Since the number of variables here exceeds the number of equations, we need to apply certain further constraints on the problem to estimate the viral loads.

There are a few methods that can be used to ensure the two objectives. Here, we can discuss the most successful ones so far.

Non Negative LASSO:

This method uses a cost function which penalises all the solutions which do not perform the above objectives.  Thus the goal is to find a vector x which minimises the cost function, given by:

Jlasso = || y – Ax ||2 + || x ||

Here the mod (|| x ||) operator is the sum of the absolute values of x. This part of the cost function penalises all the values of x which have large entries. It also ensures the sparsity of the vector x.

The distance operator (|| y – Ax ||2) is the sum of squares of all the entries in the vector y – Ax. This part ensures that Ax is as close to y as possible. This ensures that the vector x is such that upon pooling the samples, we get results similar to those measured (in vector y).

NN LASSO was able to achieve a sensitivity of 99% and a specificity of 96% while being tested on computer-generated samples having one in ten positive cases (which is very similar to the ratio of positive samples in a set in India).

Non- Negative Orthogonal Matching:

NNOMP is a greedy approximation algorithm which tries to solve the optimisation problem given by || y – Ax ||2 < Ɛ, such that non-zero elements in x are minimum (this is done to impose the sparsity condition). The algorithm targets those samples which are most likely to contain the virus and assigns a viral load to it which would minimise || y – Ax ||2, a measure of the error of our calculated viral loads.

We keep assigning positive viral loads to elements in the vector x until the error passes below a threshold, Ɛ. In the next step, all the remaining entries in x are assigned 0, thus ensuring sparsity.

Although computationally expensive, this method has also been able to achieve surprising results. In computer-simulated samples, it showed a sensitivity of 95% and specificity of 98% in cases where one in 10 samples were positive.

How are they Different?

What makes the research done by the Tapestry team unique is the fact that having collaborated with the NCBS, they have been able to test their research on actual COVID samples. Rather than just produce algorithms to improve testing, they produced results in real-life lab situations, proving the value of their work beyond doubt.

To improve the practicality of their work, they have also developed an application to instruct lab staff on how to pool the samples. This ensures that the algorithms which the team have worked so hard on can be used by anyone performing PCR tests in labs.

Here is a visualization of how the app would look. Lab technicians would be given explicit instructions regarding which samples to include in which test.

Further, the method suggested by Tapestry is non-adaptive.
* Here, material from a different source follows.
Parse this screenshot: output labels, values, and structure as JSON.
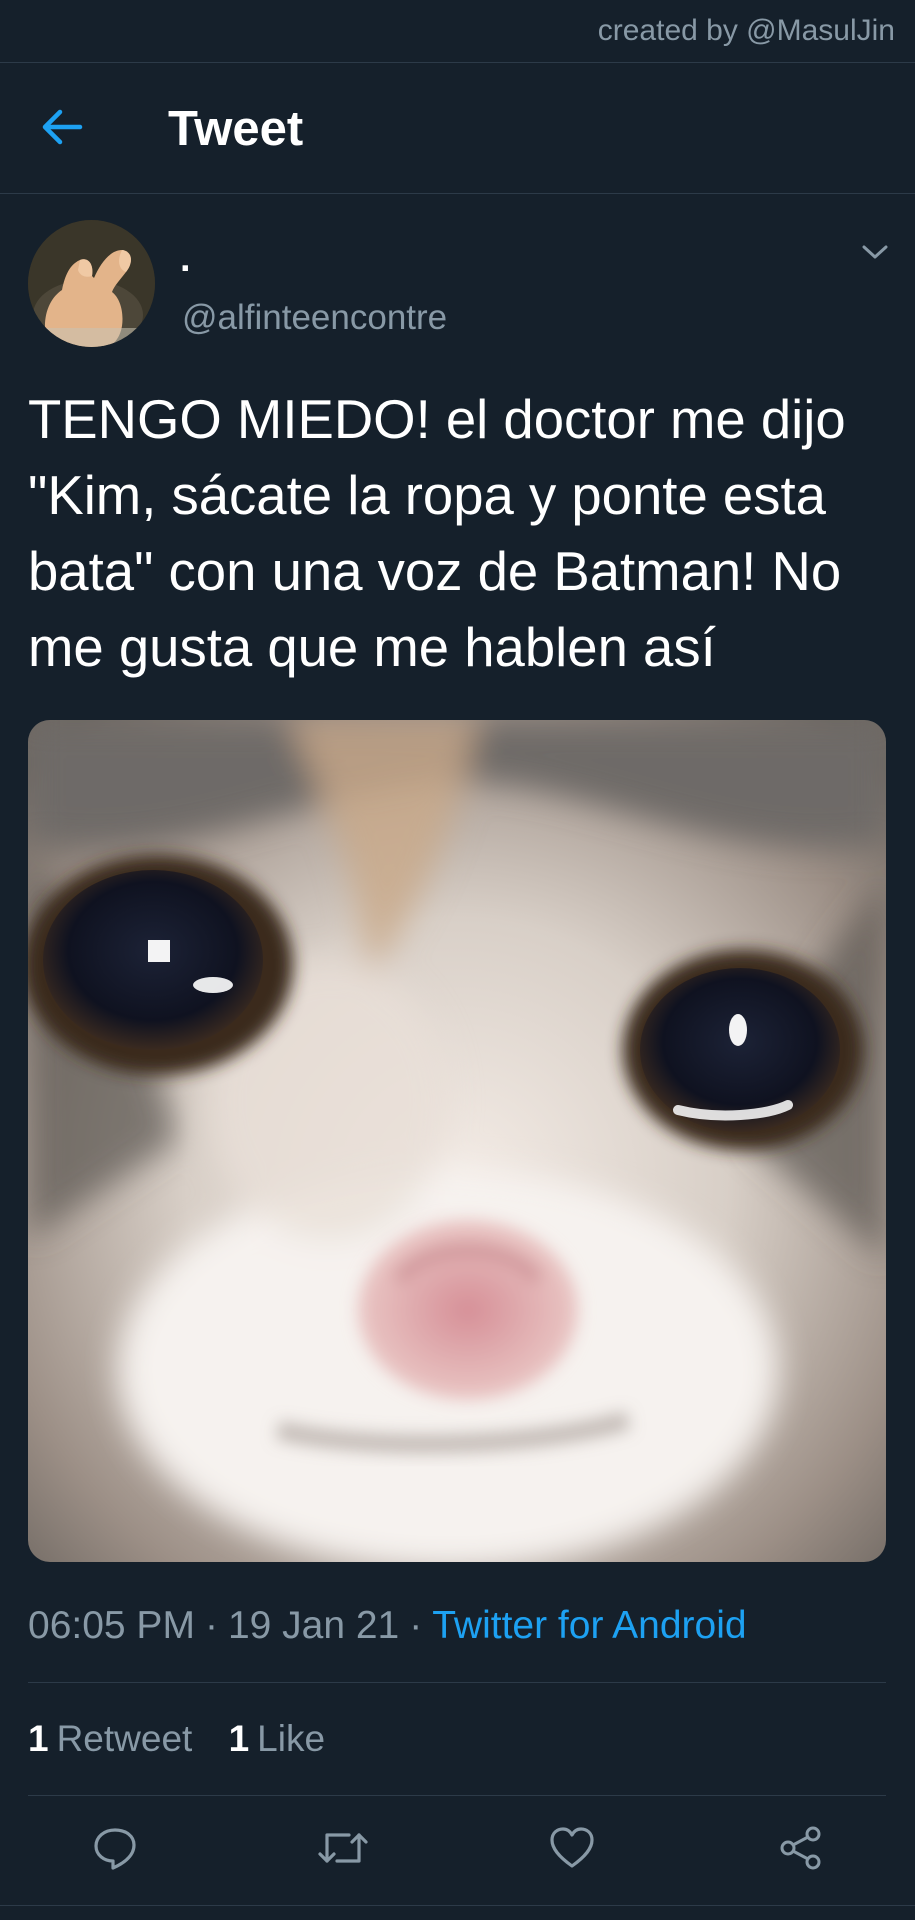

This means that repetitive tests are not required, rather, all the pools are tested once. Thus, they are able to achieve quicker results compared to usual pooling methods.

Keep an eye out for Team Tapestry

Currently, the team is working on various initiatives to test their pooling technique. From participating in international competitions such as Xprize, to securing government funding, team Tapestry is on its way to achieving fame on a global platform. They are also working on methods to make the entire testing process for COVID 19 completely automated. If successful, an automated COVID test would require no personnel, making it significantly safer and more efficient compared to the current testing methods.

In an overpopulated country with limited resources, implementation of compressed sensing methods would prove to be a boon. The testing rates would increase manifold, and it would be quite beneficial for us. Increased testing would mean more identification of positive cases. Thus, we can provide timely treatment to the affected people as well as isolate them to prevent the spread of the virus. To make this possible, the team is striving continuously to reach a near-perfect accuracy by trying out more such methods.

Team Tapestry is at the cusp of achieving greatness at several platforms, both nationally and internationally. Their success would ensure that limited testing rates would no longer serve as a hindrance to monitor the COVID spread in our country.